Closing or merging funds
Sometimes, it is best for both investors and Zurich to close a fund or merge it with another fund. This is a decision we make carefully and is another example of discretion. The main reasons are:
- We may simplify our fund range where there are funds with very similar aims or ways of investing
- The fund manager isn’t able to offer the required services anymore or can only do so at a cost that isn’t commercially sustainable
- The fund might not be big enough to support the costs of running it, which could mean lower returns for investors
- The fund might not have been performing well over an extended period, and we don’t think there are enough signs that it will get better
- We might offer new funds that better meet the objectives of customers
If we think a fund needs to close or merge, we might stop new investments from being accepted into it.

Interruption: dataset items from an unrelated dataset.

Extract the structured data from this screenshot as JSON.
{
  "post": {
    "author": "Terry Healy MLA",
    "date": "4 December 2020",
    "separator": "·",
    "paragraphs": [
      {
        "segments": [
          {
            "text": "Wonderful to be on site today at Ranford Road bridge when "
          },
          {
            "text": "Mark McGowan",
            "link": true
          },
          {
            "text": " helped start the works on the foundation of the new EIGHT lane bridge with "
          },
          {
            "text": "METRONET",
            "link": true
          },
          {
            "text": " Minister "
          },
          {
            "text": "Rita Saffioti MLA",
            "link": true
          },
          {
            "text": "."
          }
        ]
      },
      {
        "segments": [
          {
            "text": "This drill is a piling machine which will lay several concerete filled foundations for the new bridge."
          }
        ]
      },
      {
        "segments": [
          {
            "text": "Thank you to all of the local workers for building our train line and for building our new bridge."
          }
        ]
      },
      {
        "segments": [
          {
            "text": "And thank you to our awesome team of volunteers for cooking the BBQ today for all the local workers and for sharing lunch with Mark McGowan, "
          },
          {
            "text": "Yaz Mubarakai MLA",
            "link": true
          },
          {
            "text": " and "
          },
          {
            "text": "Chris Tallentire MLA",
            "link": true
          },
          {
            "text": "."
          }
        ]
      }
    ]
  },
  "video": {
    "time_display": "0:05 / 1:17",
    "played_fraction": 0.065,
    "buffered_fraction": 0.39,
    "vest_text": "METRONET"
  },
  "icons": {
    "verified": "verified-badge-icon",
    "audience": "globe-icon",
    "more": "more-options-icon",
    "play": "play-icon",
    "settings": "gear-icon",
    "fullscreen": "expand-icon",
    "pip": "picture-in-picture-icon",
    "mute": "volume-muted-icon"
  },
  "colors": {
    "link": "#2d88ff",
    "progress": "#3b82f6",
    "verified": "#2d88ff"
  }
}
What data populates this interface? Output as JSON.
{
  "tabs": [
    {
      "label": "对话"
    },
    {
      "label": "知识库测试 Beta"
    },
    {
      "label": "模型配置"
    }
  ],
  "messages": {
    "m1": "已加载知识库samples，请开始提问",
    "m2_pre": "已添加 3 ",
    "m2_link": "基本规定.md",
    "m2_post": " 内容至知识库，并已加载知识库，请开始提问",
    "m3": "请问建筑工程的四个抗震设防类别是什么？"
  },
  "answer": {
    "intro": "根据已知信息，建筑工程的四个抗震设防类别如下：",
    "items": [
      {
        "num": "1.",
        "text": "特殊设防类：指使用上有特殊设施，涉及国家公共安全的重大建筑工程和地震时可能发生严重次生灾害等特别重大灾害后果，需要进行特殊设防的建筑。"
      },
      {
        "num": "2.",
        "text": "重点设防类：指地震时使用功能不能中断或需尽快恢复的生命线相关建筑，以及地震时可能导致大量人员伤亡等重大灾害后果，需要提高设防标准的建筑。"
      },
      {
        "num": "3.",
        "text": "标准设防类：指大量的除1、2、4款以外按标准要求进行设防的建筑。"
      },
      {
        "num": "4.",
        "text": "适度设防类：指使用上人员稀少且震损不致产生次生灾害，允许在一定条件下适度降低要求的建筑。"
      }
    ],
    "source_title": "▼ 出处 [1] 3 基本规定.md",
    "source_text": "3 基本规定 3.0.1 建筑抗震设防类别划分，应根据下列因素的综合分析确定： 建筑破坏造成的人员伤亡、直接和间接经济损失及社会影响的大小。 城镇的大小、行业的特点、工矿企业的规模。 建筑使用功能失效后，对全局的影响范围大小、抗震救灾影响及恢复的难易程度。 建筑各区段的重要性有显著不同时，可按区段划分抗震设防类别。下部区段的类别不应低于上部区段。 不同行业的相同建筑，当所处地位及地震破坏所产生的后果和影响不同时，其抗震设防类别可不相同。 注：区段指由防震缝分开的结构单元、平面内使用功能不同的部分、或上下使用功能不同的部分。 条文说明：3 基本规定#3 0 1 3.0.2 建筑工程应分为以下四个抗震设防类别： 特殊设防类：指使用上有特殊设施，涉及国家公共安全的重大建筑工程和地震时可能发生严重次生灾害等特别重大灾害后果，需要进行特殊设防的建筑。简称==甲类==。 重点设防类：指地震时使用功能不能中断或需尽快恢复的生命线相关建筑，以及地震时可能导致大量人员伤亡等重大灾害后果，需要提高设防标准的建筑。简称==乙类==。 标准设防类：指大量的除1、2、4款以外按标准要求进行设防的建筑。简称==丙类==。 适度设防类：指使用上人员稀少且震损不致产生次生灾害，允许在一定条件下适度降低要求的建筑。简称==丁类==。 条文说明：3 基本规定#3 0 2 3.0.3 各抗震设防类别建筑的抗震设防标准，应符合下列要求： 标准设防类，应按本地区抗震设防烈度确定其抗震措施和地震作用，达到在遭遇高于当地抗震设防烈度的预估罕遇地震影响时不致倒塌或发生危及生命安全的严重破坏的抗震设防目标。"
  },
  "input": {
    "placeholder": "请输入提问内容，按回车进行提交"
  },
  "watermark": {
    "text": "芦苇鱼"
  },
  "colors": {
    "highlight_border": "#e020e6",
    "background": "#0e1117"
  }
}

But we may still allow ongoing payments from existing plans
What happens to my money if Zurich closes or merges a fund?
If we plan to close a fund where your money is invested, we will let you know in advance. We will automatically move your investment into a reasonably similar fund. When we do this, we consider things like the fund objectives, charges and sector of the closing fund – similar funds are grouped into sectors to allow them to be compared more easily. If a similar fund is not available, we will move your money into a specific named fund if this is mentioned in your terms and conditions. You can choose to move your money into another fund at no extra cost if you prefer.
Sometimes we may need to close a fund without letting you know in advance. Where possible, we will give you as much notice as we can, so you have time to decide what you want to do and take advice if needed.
If we plan to merge any funds where your money is invested, we will let you know. We will move your units into the new merged fund at their selling price, unless you choose to switch to another fund.